GoldenJackal, an advanced persistent threat (APT) hacking group, has breached air-gapped government systems in Europe by using custom malware. The group utilised two distinct toolsets to exfiltrate sensitive data, including emails, encryption keys, images, archives, and documents.
As per an ESET report, these breaches occurred on at least two occasions. The first attack targeted the embassy of a South Asian country in Belarus, first in September 2019 and again in July 2021. A second attack was carried out against a European government organisation between May 2022 and March 2024.
Cybersecurity firm Kaspersky had previously warned, in May 2023, about GoldenJackal’s activities, highlighting their focus on government and diplomatic entities for espionage.
GoldenJackal seemingly breaking into (seemingly) unbreakable systems
Although it was known that the group employed custom tools spread through USB drives, such as the JackalWorm malware, successful breaches of air-gapped systems had not been confirmed until now.
Air-gapped systems, often used to manage highly confidential information, are isolated from networks as a protective measure. However, GoldenJackal’s breaches involved infecting these systems by first compromising internet-connected machines.
The attack method described by ESET involved infecting these internet-connected systems, likely through the use of trojanised software or malicious documents. The malware used, GoldenDealer, monitors the system for the insertion of USB drives.
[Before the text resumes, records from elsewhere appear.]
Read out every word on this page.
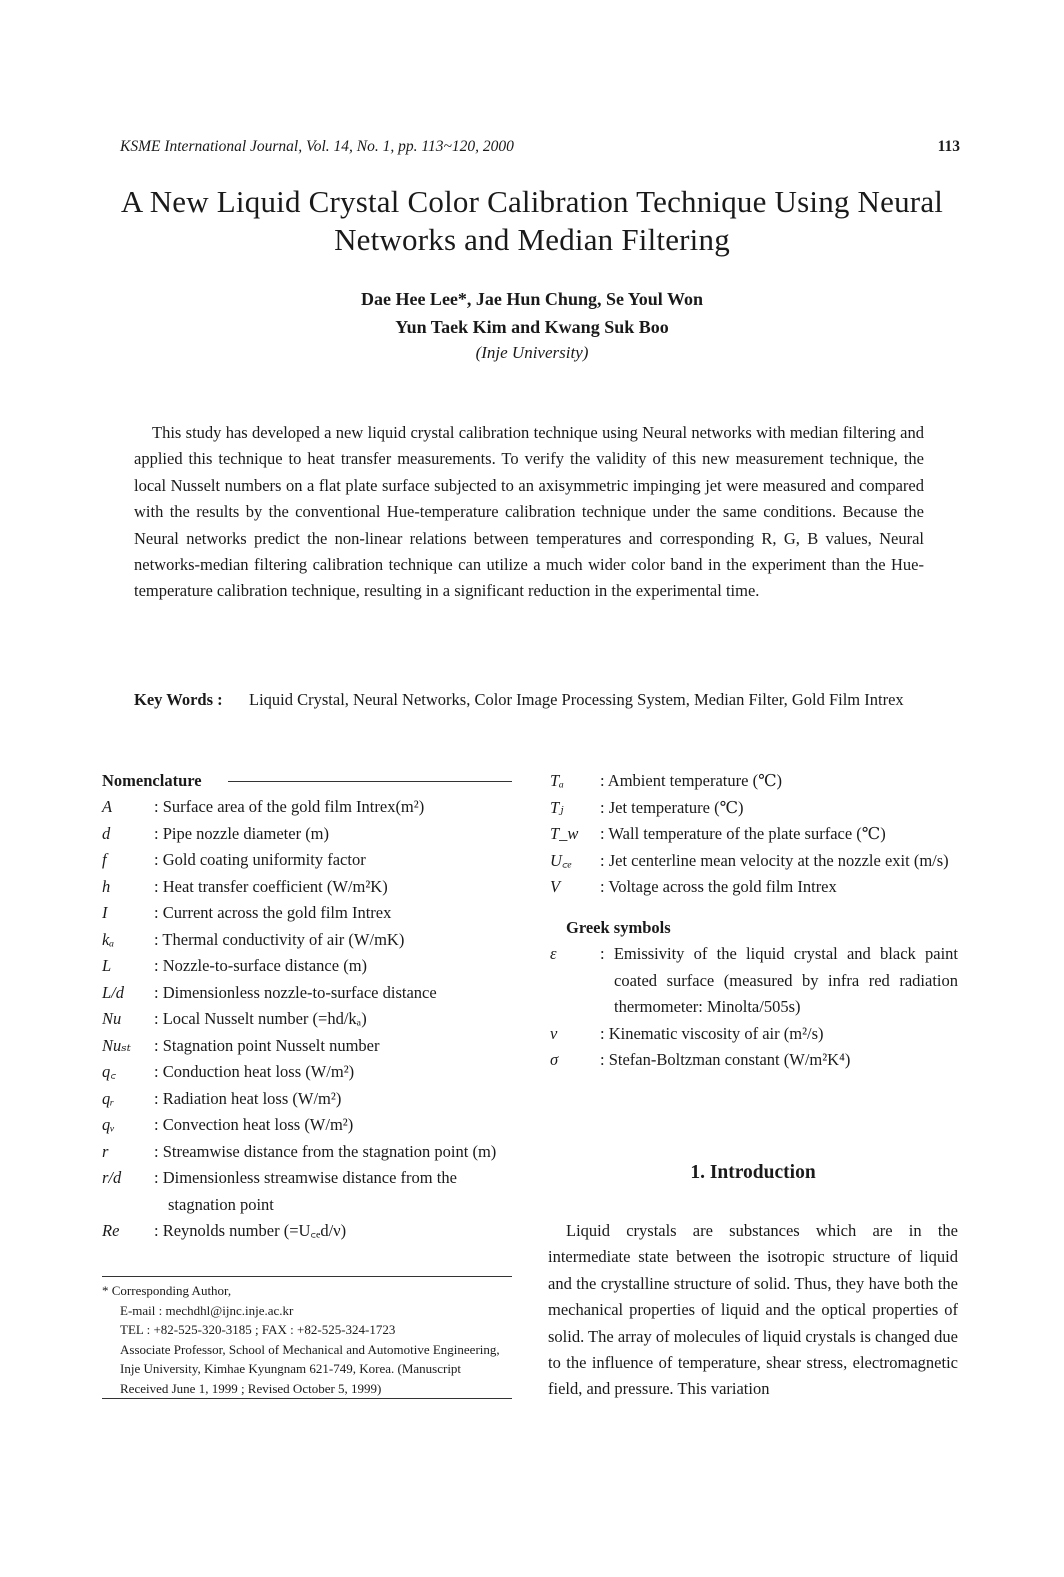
KSME International Journal, Vol. 14, No. 1, pp. 113~120, 2000	113
A New Liquid Crystal Color Calibration Technique Using Neural Networks and Median Filtering
Dae Hee Lee*, Jae Hun Chung, Se Youl Won
Yun Taek Kim and Kwang Suk Boo
(Inje University)
This study has developed a new liquid crystal calibration technique using Neural networks with median filtering and applied this technique to heat transfer measurements. To verify the validity of this new measurement technique, the local Nusselt numbers on a flat plate surface subjected to an axisymmetric impinging jet were measured and compared with the results by the conventional Hue-temperature calibration technique under the same conditions. Because the Neural networks predict the non-linear relations between temperatures and corresponding R, G, B values, Neural networks-median filtering calibration technique can utilize a much wider color band in the experiment than the Hue-temperature calibration technique, resulting in a significant reduction in the experimental time.
Key Words : Liquid Crystal, Neural Networks, Color Image Processing System, Median Filter, Gold Film Intrex
Nomenclature
A	: Surface area of the gold film Intrex(m²)
d	: Pipe nozzle diameter (m)
f	: Gold coating uniformity factor
h	: Heat transfer coefficient (W/m²K)
I	: Current across the gold film Intrex
kₐ : Thermal conductivity of air (W/mK)
L	: Nozzle-to-surface distance (m)
L/d : Dimensionless nozzle-to-surface distance
Nu : Local Nusselt number (=hd/kₐ)
Nuₛₜ : Stagnation point Nusselt number
q꜀ : Conduction heat loss (W/m²)
qᵣ : Radiation heat loss (W/m²)
qᵥ : Convection heat loss (W/m²)
r	: Streamwise distance from the stagnation point (m)
r/d : Dimensionless streamwise distance from the stagnation point
Re : Reynolds number (=U꜀ₑd/ν)
* Corresponding Author,
E-mail : mechdhl@ijnc.inje.ac.kr
TEL : +82-525-320-3185 ; FAX : +82-525-324-1723
Associate Professor, School of Mechanical and Automotive Engineering, Inje University, Kimhae Kyungnam 621-749, Korea. (Manuscript Received June 1, 1999 ; Revised October 5, 1999)
Tₐ : Ambient temperature (℃)
Tⱼ : Jet temperature (℃)
T_w : Wall temperature of the plate surface (℃)
U꜀ₑ : Jet centerline mean velocity at the nozzle exit (m/s)
V : Voltage across the gold film Intrex
Greek symbols
ε	: Emissivity of the liquid crystal and black paint coated surface (measured by infra red radiation thermometer: Minolta/505s)
ν	: Kinematic viscosity of air (m²/s)
σ	: Stefan-Boltzman constant (W/m²K⁴)
1. Introduction
Liquid crystals are substances which are in the intermediate state between the isotropic structure of liquid and the crystalline structure of solid. Thus, they have both the mechanical properties of liquid and the optical properties of solid. The array of molecules of liquid crystals is changed due to the influence of temperature, shear stress, electromagnetic field, and pressure. This variation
Once a USB drive is detected, GoldenDealer copies itself and other malicious components onto the drive.
After the infected USB drive is connected to an air-gapped system, GoldenDealer enables the installation of two additional malware components: GoldenHowl, a backdoor, and GoldenRobo, which was used to steal files.
GoldenRobo searches the air-gapped system for documents, encryption keys, archives, images, OpenVPN configuration files and other data, saving them in a hidden directory on the USB drive. When the drive is removed and connected to the original internet-connected machine, GoldenDealer automatically transfers the stolen data to the threat actor’s command and control (C2) server.
GoldenHowl, a multi-functional Python-based backdoor, is designed to allow further activity on compromised systems, including file theft, persistence, and vulnerability scanning. ESET noted that GoldenHowl appeared to be intended primarily for use on internet-connected machines.
In 2022, GoldenJackal began using a new toolset developed in the Go programming language. This modular toolset allowed different machines to perform specific tasks. For instance, some machines were used for file exfiltration, while others served as file stagers or managed configuration data.
The malware used to infect USB drives is named GoldenAce. The group also deployed file-stealing tools, GoldenUsbCopy and GoldenUsbGo, with the latter being a newer version of the former.
GoldenUsbGo no longer used encryption-based configuration. Instead, it followed hardcoded instructions to exfiltrate files, targeting files modified within the last 14 days, under 20 MB in size, and containing certain keywords such as “pass,” “login,” or “key,” or specific file types like .pdf, .doc, .docx, .sh, or .bat.
GoldenBlacklist, another tool used in the attacks, and its Python-based version, GoldenPyBlacklist, filter and archive specific email messages before exfiltration. GoldenMailer is responsible for emailing the stolen data, and GoldenDrive uploads the files to Google Drive.
The presence of two toolsets, both incorporating elements described in the Kaspersky report, demonstrated GoldenJackal’s ability to develop and modify malware for espionage activities against highly protected systems.